CA: Yes, JOYLAND. It’s coming out in June 2013, and it’s perfect summer reading. It’s actually set partly on a beach, in the summer, so you have no excuse not to buy a copy and take it with you to the beach next summer. (I do realize that by the same reasoning you should only read FRANKENSTEIN in a castle during a lightning storm, but never mind.) We’re keeping the book under wraps until we’re closer to the publication date, so you won’t get any spoilers from me, but I’ll tell you it’s about a college student who gets a summer job working at a small-town amusement park and discovers some very strange things going on. Anyone who wants more info can find a bit on our website, www.hardcasecrime.com. I’ll tell you this: I’m a hardboiled sort of guy, but I was crying by the end of JOYLAND. Anyone who can read this book without shedding a tear shed is made of stone.
Geek: Given the popularity of crime fiction in comics, with Darwyn Cooke's Parker books, or a lot of Ed Brubaker's work, do you think Hard Case would ever expand out to graphic novels?
CA: Yes and no. I’m a comic book fan from way back (DC boy – the Flash is my man), so of course I’d relish the chance to do some comic books someday. (I actually did create a short-lived science-fiction anthology series called ORBIT years ago with Eclipse Comics.) But there may be legal issues – there was once a comic book character called “Hardcase,” and I think Marvel still holds a trademark on that name for use in comics, so… It’s complicated.
What we are doing is our first novel with interior art – and it’s one with a comic book theme.

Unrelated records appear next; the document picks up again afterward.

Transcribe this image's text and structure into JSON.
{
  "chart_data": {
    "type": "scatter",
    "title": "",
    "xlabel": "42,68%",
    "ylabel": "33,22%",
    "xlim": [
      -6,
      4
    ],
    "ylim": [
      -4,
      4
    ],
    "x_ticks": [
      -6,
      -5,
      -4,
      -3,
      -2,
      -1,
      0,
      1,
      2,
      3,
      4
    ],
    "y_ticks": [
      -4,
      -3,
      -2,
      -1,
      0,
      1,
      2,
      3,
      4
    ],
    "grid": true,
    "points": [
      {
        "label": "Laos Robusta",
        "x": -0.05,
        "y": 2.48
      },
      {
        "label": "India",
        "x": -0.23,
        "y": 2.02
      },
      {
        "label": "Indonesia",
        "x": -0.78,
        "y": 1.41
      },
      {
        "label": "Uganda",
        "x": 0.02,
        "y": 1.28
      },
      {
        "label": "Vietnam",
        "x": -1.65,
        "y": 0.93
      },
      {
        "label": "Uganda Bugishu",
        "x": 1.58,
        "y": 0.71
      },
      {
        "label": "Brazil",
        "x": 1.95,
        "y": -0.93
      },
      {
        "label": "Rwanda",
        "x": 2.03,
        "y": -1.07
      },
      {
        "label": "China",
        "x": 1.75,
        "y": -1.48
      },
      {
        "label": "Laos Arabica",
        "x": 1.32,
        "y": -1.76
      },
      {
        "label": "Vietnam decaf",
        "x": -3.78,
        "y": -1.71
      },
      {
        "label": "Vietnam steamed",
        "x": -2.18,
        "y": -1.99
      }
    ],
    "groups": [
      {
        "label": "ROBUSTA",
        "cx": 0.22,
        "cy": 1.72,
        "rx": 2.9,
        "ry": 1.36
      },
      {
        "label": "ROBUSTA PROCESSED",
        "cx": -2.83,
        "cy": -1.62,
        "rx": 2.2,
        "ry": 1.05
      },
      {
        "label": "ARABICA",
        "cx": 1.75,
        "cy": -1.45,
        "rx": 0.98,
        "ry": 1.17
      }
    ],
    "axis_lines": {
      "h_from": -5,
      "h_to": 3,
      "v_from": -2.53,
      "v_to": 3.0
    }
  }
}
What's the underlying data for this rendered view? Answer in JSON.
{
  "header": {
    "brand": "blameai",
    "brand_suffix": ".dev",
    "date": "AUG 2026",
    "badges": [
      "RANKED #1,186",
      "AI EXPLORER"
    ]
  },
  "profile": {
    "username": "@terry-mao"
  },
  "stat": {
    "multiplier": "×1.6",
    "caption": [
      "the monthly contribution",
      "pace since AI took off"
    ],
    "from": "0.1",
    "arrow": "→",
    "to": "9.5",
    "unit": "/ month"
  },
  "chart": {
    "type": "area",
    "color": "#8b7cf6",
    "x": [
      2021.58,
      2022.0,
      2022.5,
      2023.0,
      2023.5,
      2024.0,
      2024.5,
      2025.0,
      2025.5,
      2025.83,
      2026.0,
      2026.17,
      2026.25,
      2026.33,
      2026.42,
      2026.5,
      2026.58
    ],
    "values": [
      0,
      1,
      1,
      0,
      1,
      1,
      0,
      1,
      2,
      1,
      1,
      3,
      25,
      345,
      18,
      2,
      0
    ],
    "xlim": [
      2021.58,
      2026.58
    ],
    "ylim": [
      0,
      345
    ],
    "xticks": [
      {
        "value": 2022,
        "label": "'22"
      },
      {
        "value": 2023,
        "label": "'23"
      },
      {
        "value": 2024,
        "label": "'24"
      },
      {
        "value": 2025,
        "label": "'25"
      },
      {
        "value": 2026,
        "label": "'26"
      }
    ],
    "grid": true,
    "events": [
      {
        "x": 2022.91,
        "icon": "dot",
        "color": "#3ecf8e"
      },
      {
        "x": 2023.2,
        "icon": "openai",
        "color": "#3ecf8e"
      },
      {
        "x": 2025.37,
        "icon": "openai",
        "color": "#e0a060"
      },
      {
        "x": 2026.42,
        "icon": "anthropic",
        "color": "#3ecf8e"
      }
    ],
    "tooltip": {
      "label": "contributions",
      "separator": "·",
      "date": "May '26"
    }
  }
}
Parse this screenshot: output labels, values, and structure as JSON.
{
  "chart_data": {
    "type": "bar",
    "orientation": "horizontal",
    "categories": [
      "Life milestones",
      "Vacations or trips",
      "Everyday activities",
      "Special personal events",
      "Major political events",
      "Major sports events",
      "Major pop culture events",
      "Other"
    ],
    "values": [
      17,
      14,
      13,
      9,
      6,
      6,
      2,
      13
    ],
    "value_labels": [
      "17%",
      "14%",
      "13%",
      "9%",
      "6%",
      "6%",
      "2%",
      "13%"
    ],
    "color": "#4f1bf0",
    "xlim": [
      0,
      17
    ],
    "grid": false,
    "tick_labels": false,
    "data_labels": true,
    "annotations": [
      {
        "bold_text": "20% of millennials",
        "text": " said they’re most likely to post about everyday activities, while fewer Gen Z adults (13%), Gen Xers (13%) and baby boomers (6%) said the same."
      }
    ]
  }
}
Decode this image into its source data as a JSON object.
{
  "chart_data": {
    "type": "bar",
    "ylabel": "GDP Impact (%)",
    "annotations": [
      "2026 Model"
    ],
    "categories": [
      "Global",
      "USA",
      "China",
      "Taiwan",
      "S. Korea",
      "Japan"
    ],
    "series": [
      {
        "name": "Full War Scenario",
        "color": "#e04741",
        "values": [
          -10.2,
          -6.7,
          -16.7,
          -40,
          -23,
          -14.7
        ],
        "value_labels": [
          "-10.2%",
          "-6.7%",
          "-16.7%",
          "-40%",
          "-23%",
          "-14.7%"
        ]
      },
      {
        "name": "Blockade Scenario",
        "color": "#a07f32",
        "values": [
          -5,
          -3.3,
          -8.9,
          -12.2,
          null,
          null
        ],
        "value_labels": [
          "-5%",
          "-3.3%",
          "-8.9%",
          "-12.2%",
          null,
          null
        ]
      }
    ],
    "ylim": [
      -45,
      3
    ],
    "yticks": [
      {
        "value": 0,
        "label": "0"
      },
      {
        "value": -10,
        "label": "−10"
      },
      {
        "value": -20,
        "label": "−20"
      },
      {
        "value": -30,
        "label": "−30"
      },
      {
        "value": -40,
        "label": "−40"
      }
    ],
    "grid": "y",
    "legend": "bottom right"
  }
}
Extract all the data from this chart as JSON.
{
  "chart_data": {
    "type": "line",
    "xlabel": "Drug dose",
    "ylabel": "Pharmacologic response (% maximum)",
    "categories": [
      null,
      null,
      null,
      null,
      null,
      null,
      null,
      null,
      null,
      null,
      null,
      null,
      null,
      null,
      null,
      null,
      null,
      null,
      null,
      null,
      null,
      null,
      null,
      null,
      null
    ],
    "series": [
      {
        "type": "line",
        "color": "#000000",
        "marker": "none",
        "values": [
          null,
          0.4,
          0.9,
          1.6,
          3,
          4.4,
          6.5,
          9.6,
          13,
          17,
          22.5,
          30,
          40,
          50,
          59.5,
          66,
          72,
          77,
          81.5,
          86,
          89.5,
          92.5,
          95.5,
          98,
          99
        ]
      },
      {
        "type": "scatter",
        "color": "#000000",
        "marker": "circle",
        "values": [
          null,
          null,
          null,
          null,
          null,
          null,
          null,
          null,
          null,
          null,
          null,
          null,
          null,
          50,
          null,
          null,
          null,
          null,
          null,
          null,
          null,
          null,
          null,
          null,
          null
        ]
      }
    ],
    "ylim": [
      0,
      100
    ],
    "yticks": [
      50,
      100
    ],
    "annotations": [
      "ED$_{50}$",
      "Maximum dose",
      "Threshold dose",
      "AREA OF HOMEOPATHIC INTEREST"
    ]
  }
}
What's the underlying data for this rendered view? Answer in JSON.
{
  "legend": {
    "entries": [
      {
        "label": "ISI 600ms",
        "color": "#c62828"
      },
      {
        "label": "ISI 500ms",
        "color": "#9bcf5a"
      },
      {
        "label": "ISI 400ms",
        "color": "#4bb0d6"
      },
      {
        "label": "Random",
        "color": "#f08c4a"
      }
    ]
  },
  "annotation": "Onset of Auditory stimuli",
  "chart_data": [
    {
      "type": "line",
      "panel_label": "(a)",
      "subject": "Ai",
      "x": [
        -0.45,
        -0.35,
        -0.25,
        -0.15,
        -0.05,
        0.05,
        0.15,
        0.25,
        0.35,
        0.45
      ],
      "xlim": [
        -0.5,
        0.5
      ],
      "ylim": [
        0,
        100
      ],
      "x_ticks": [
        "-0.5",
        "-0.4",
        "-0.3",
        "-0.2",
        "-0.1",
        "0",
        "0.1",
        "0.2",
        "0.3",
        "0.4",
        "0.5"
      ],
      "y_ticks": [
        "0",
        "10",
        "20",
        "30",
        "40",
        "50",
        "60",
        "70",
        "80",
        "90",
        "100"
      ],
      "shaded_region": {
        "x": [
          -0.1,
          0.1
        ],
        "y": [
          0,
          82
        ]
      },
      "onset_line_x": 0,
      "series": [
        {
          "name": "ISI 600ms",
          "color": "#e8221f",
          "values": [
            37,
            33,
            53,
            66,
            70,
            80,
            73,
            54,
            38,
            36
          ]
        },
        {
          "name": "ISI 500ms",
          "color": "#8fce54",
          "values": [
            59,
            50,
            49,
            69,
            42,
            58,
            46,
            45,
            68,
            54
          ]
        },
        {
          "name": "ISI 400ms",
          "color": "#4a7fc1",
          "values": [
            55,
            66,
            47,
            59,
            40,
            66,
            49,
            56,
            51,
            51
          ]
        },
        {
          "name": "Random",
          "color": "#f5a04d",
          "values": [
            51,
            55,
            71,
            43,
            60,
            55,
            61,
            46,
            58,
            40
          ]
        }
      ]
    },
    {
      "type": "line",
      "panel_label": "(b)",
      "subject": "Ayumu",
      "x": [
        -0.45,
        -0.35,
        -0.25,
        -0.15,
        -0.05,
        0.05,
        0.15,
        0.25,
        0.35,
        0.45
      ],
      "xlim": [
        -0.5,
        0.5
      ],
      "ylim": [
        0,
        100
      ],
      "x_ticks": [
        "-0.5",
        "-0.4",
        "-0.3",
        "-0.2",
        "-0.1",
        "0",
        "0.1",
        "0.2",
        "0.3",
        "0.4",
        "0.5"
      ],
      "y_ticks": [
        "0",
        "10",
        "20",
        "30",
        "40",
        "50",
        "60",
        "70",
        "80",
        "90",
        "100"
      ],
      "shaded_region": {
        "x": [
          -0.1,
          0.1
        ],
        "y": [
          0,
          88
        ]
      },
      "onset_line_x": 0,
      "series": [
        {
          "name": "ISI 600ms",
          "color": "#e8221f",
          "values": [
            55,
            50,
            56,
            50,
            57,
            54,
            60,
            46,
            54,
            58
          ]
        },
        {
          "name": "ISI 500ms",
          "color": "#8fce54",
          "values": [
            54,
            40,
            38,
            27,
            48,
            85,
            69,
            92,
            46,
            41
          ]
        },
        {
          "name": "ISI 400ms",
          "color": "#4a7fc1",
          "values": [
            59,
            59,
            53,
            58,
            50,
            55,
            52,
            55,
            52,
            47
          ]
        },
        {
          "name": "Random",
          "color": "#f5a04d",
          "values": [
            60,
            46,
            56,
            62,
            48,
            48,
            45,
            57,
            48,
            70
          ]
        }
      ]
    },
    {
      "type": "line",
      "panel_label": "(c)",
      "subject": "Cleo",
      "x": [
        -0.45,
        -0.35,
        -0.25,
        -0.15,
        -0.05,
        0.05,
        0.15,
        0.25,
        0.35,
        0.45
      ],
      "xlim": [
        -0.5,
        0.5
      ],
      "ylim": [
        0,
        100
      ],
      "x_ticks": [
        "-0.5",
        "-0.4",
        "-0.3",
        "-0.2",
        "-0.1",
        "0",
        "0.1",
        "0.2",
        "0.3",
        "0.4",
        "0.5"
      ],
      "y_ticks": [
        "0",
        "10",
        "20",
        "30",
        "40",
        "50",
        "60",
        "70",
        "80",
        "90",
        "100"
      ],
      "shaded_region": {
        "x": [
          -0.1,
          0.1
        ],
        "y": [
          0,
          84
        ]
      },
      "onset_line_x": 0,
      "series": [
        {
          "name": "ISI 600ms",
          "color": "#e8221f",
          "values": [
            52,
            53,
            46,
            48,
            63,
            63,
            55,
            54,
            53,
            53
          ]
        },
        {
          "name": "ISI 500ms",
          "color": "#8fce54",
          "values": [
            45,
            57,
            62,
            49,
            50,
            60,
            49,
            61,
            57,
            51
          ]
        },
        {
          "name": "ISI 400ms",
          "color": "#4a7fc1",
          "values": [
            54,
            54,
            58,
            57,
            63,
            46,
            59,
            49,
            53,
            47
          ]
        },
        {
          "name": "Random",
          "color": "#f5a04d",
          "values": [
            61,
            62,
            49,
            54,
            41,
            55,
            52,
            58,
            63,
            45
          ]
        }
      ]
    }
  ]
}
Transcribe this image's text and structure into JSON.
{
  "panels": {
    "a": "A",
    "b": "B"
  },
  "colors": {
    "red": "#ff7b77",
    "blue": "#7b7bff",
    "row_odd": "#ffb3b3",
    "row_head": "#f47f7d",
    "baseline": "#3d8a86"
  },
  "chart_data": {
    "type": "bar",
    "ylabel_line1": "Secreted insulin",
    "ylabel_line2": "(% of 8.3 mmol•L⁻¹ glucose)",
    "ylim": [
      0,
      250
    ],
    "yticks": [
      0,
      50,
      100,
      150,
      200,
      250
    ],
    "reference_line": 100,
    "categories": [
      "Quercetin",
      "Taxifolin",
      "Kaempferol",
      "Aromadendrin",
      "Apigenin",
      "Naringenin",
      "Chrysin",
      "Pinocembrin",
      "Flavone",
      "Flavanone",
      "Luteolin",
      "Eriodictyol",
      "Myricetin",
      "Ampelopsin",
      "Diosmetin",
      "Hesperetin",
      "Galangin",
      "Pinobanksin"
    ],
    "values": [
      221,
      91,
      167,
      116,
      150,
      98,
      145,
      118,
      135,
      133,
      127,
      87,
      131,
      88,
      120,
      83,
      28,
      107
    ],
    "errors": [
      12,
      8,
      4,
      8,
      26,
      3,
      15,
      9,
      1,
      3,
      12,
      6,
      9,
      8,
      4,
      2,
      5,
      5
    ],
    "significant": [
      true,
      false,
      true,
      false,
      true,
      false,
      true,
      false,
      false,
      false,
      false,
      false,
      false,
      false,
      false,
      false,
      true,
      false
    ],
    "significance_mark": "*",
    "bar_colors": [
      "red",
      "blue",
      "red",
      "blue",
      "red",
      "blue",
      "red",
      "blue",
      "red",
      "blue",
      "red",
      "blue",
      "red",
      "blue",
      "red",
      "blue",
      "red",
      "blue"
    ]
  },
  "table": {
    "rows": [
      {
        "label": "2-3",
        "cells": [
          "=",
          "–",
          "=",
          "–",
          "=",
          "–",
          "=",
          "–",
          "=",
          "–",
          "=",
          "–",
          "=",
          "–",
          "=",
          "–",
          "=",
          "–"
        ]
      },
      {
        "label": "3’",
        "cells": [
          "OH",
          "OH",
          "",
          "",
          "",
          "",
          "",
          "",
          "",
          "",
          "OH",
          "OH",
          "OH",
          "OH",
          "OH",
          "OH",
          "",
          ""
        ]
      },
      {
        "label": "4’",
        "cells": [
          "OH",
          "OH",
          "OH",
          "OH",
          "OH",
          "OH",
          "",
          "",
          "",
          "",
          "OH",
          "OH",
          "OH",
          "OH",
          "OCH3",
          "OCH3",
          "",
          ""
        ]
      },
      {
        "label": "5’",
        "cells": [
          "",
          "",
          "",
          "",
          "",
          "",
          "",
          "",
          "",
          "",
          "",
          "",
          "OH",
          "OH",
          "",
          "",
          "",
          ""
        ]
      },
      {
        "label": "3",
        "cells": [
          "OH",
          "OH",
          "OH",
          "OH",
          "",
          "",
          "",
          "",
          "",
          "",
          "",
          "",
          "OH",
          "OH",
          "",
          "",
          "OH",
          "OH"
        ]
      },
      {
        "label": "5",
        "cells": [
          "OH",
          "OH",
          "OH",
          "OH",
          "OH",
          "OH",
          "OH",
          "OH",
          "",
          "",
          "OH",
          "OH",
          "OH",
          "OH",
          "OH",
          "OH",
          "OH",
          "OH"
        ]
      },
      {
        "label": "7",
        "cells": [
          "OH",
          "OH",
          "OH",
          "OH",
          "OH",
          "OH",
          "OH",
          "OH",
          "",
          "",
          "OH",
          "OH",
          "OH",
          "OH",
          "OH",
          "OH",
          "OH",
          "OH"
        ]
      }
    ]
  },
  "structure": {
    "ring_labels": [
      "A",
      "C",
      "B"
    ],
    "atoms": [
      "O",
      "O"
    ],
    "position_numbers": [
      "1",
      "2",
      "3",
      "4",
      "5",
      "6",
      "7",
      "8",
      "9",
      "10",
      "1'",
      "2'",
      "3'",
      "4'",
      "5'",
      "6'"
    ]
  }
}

In February 2013, we’re publishing SEDUCTION OF THE INNOCENT by Max Allan Collins, a fictionalized account of the 1950s witchhunt against crime and horror comics that went after the publisher of TALES FROM THE CRYPT, EC Comics. The book features more than a dozen interior illustrations done in the EC style by Terry Beatty. Comic fans are going to love that one. And if it does well, who knows? Maybe we’ll find a way to dip another toe into the graphic world.
Geek: What else is coming up for Hard Case?
CA: In between SEDUCTION OF THE INNOCENT and JOYLAND we’re bringing out the first new edition of WEB OF THE CITY, Harlan Ellison’s famous first novel, to hit bookstores in 30 years. It will feature the definitive text of the book, fixing some errors that have dogged the book since its initial publication, and also three short stories Harlan wrote for the pulp crime magazines of the 1950s that deal with some of the same themes as the novel does.
And then after JOYLAND we’ve got a very special book coming – it’s about a topic much in the air these days in literary circles, and it’s by only our second female author ever: Elissa Wald. She’s a stunning writer who’s won praise from writers such as Junot Diaz and Pat Conroy, it’s her first new book in 12 years, and her topic is a rich one: submission and domination in relationships between men and women.
The title of the book? THE SECRET LIVES OF MARRIED WOMEN.
Mark my words: It’s going to leave scorch marks on bedside tables across the nation.
The Cocktail Waitress hits bookstores on September 18th; the new season of Haven premieres on SyFy on September 21st at 10pm.